I have been fortunate to work with some amazing professionals across a spectrum of institutions over the first 20 years of my career in aviation. While it is cliché to say there is no substitute for experience, I have come to appreciate that adage even more since joining GA Telesis.
Over the past five years, it has become very evident that investor interest in the aviation sector has never been stronger and new capital continues to enter the market, attempting to find every conceivable way to gain exposure and “go long” on the sector. In fact, aviation investing has recently been classified as an investment class. However, I think many new entrants learn sooner than later that aircraft leasing and finance is a complex asset class, with frustrating realities, which to be fair, can also lead to lucrative opportunities. But let’s be clear, aviation assets are depreciating assets that are often commoditized by investors seeking yield opportunities. Regardless, unlike real estate, as any industry veteran knows, simple concepts such as novating a lease to a new lessor may seem simple enough, but can often be the most time-consuming aspect of an aircraft asset transaction. That is just one basic example of the complexities of aircraft leasing that one comes to appreciate and anticipate with experience, but one where GA Telesis has gained the intrinsic knowledge needed to be successful.
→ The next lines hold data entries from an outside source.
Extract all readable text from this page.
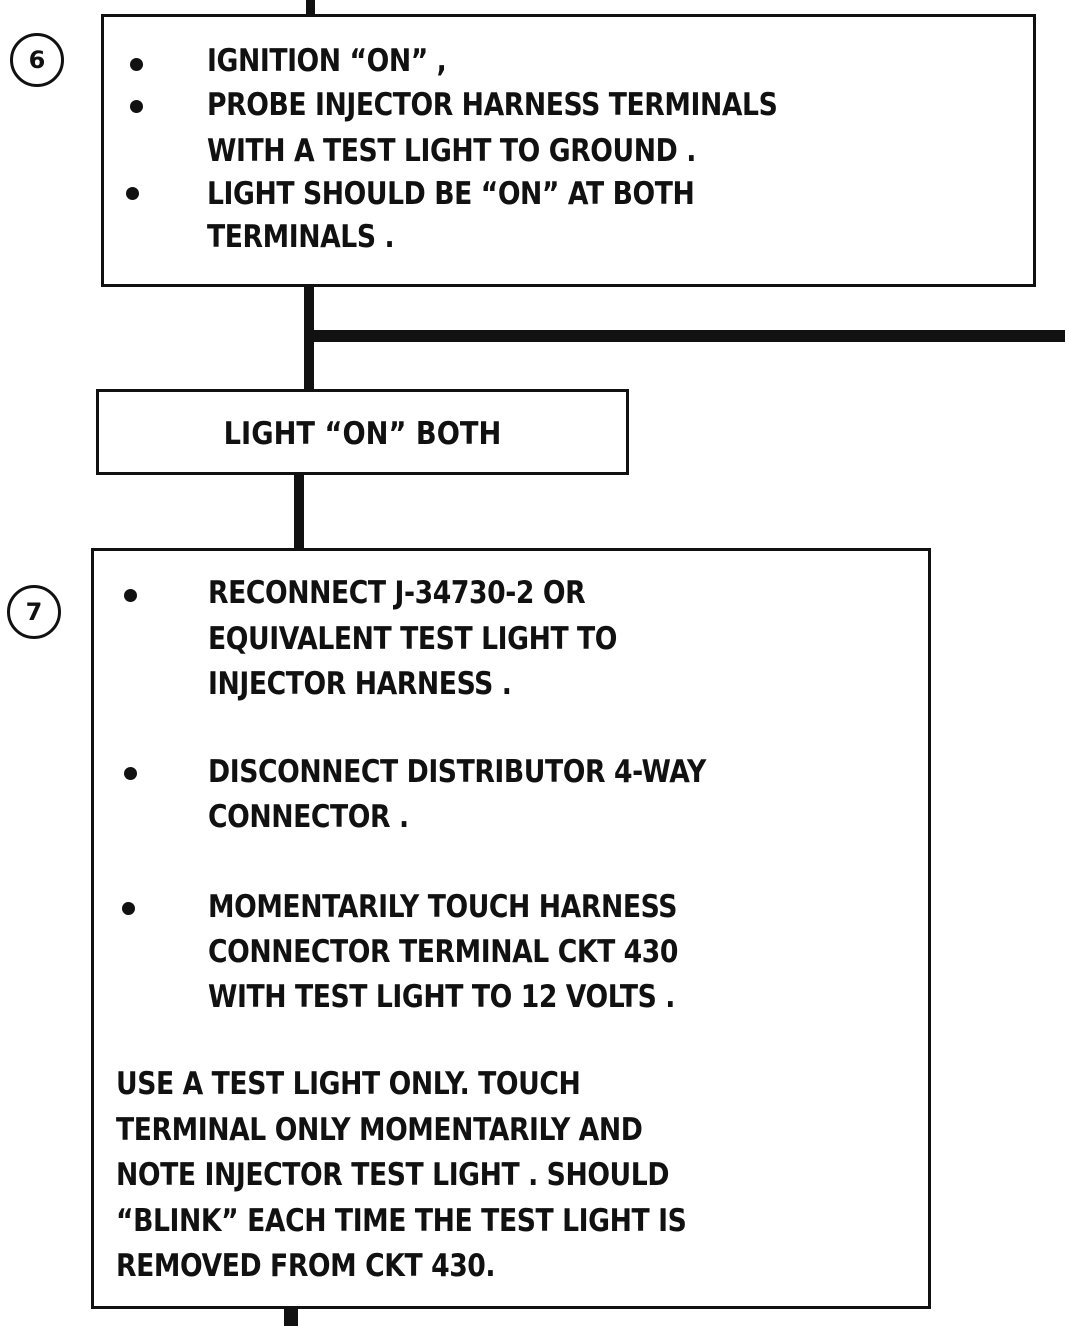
6	IGNITION “ON” ,
PROBE INJECTOR HARNESS TERMINALS
WITH A TEST LIGHT TO GROUND .
LIGHT SHOULD BE “ON” AT BOTH
TERMINALS .
LIGHT “ON” BOTH
7
RECONNECT J-34730-2 OR
EQUIVALENT TEST LIGHT TO
INJECTOR HARNESS .
DISCONNECT DISTRIBUTOR 4-WAY
CONNECTOR .
MOMENTARILY TOUCH HARNESS
CONNECTOR TERMINAL CKT 430
WITH TEST LIGHT TO 12 VOLTS .
USE A TEST LIGHT ONLY. TOUCH
TERMINAL ONLY MOMENTARILY AND
NOTE INJECTOR TEST LIGHT . SHOULD
“BLINK” EACH TIME THE TEST LIGHT IS
REMOVED FROM CKT 430.
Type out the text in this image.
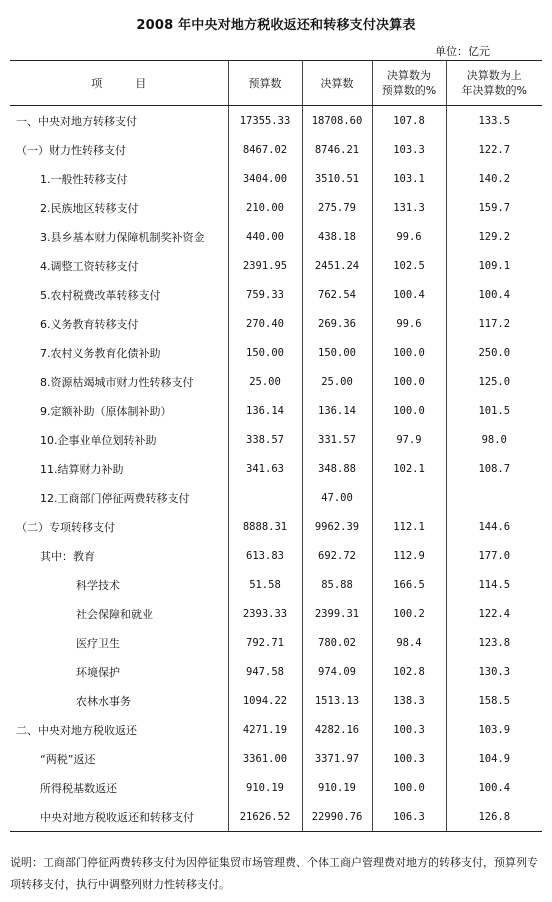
2008 年中央对地方税收返还和转移支付决算表
单位：亿元
项　　　目	预算数	决算数	决算数为
预算数的%	决算数为上
年决算数的%
一、中央对地方转移支付	17355.33	18708.60	107.8	133.5
（一）财力性转移支付	8467.02	8746.21	103.3	122.7
1.一般性转移支付	3404.00	3510.51	103.1	140.2
2.民族地区转移支付	210.00	275.79	131.3	159.7
3.县乡基本财力保障机制奖补资金	440.00	438.18	99.6	129.2
4.调整工资转移支付	2391.95	2451.24	102.5	109.1
5.农村税费改革转移支付	759.33	762.54	100.4	100.4
6.义务教育转移支付	270.40	269.36	99.6	117.2
7.农村义务教育化债补助	150.00	150.00	100.0	250.0
8.资源枯竭城市财力性转移支付	25.00	25.00	100.0	125.0
9.定额补助（原体制补助）	136.14	136.14	100.0	101.5
10.企事业单位划转补助	338.57	331.57	97.9	98.0
11.结算财力补助	341.63	348.88	102.1	108.7
12.工商部门停征两费转移支付		47.00		
（二）专项转移支付	8888.31	9962.39	112.1	144.6
其中：教育	613.83	692.72	112.9	177.0
科学技术	51.58	85.88	166.5	114.5
社会保障和就业	2393.33	2399.31	100.2	122.4
医疗卫生	792.71	780.02	98.4	123.8
环境保护	947.58	974.09	102.8	130.3
农林水事务	1094.22	1513.13	138.3	158.5
二、中央对地方税收返还	4271.19	4282.16	100.3	103.9
“两税”返还	3361.00	3371.97	100.3	104.9
所得税基数返还	910.19	910.19	100.0	100.4
中央对地方税收返还和转移支付	21626.52	22990.76	106.3	126.8
说明：工商部门停征两费转移支付为因停征集贸市场管理费、个体工商户管理费对地方的转移支付，预算列专项转移支付，执行中调整列财力性转移支付。
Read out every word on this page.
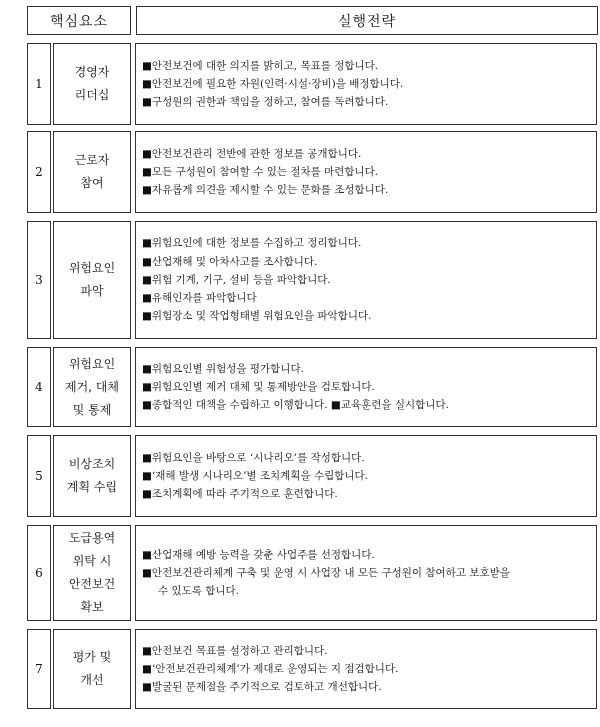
핵심요소	실행전략
1
경영자
리더십
■안전보건에 대한 의지를 밝히고, 목표를 정합니다.
■안전보건에 필요한 자원(인력·시설·장비)을 배정합니다.
■구성원의 권한과 책임을 정하고, 참여를 독려합니다.
2
근로자
참여
■안전보건관리 전반에 관한 정보를 공개합니다.
■모든 구성원이 참여할 수 있는 절차를 마련합니다.
■자유롭게 의견을 제시할 수 있는 문화를 조성합니다.
3
위험요인
파악
■위험요인에 대한 정보를 수집하고 정리합니다.
■산업재해 및 아차사고를 조사합니다.
■위험 기계, 기구, 설비 등을 파악합니다.
■유해인자를 파악합니다
■위험장소 및 작업형태별 위험요인을 파악합니다.
4
위험요인
제거, 대체
및 통제
■위험요인별 위험성을 평가합니다.
■위험요인별 제거 대체 및 통제방안을 검토합니다.
■종합적인 대책을 수립하고 이행합니다. ■교육훈련을 실시합니다.
5
비상조치
계획 수립
■위험요인을 바탕으로 ‘시나리오’를 작성합니다.
■‘재해 발생 시나리오’별 조치계획을 수립합니다.
■조치계획에 따라 주기적으로 훈련합니다.
6
도급용역
위탁 시
안전보건
확보
■산업재해 예방 능력을 갖춘 사업주를 선정합니다.
■안전보건관리체계 구축 및 운영 시 사업장 내 모든 구성원이 참여하고 보호받을
수 있도록 합니다.
7
평가 및
개선
■안전보건 목표를 설정하고 관리합니다.
■‘안전보건관리체계’가 제대로 운영되는 지 점검합니다.
■발굴된 문제점을 주기적으로 검토하고 개선합니다.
At GA Telesis we use the most robust analytics and methods when making our investment decisions. These are critical to approaching any asset class, but conventional investment analytics do not necessarily translate very well to aviation. For example, regression analysis (while helpful in sectors with robust, accurate data sets harvested over decades and multiple cycles can be predictive) would not apply well to aircraft values. In fact, not at all. Trying to predict future aircraft values by looking back at the last 15 – 20 years of “values” whether appraised or actual, is not a great indicator of future used aircraft values, especially for any single aircraft. GA Telesis knows that there are many variables that influence achievable residual value and that relying on conventional analytics or academic valuations, while potentially a reasonable factor to support an investment thesis, is probably an insufficient rationale to validate an aircraft acquisition. Additionally, simply applying industry trends, such as a strong outlook for passenger growth, doesn’t necessarily mean that any or all aircraft will have strong investment characteristics. As I constantly remind my team, a rising tide may lift all boats, but a leaking ship will still sink to the bottom.
It can be quite tempting to apply successful methods from other investment classes or sectors to “crack the code” on aircraft investments. It has become very trendy to be the disruptor in any industry and aviation is no stranger to the triumphs and failures of the best-laid business plans or investment strategies. In my opinion, the best correlation to success is the depth of transactional and industry experience combined with top-notch expertise and well-orchestrated execution. Understanding the vagaries of our industry such as airline operational practices, lender preferences, geographic biases, and OEM behavior is essential to the success of any aviation investment plan. The expert understanding of these variables are ever-present within the GA Telesis Ecosystem.
That is why now after 20 years in this industry, I am so excited to have the privilege to be part of a truly unique company that has such a depth of experience across a broad spectrum of disciplines in the aviation industry. Something unique and not easily imitated; that’s the GA Telesis Ecosystem. Successful investing at its finest.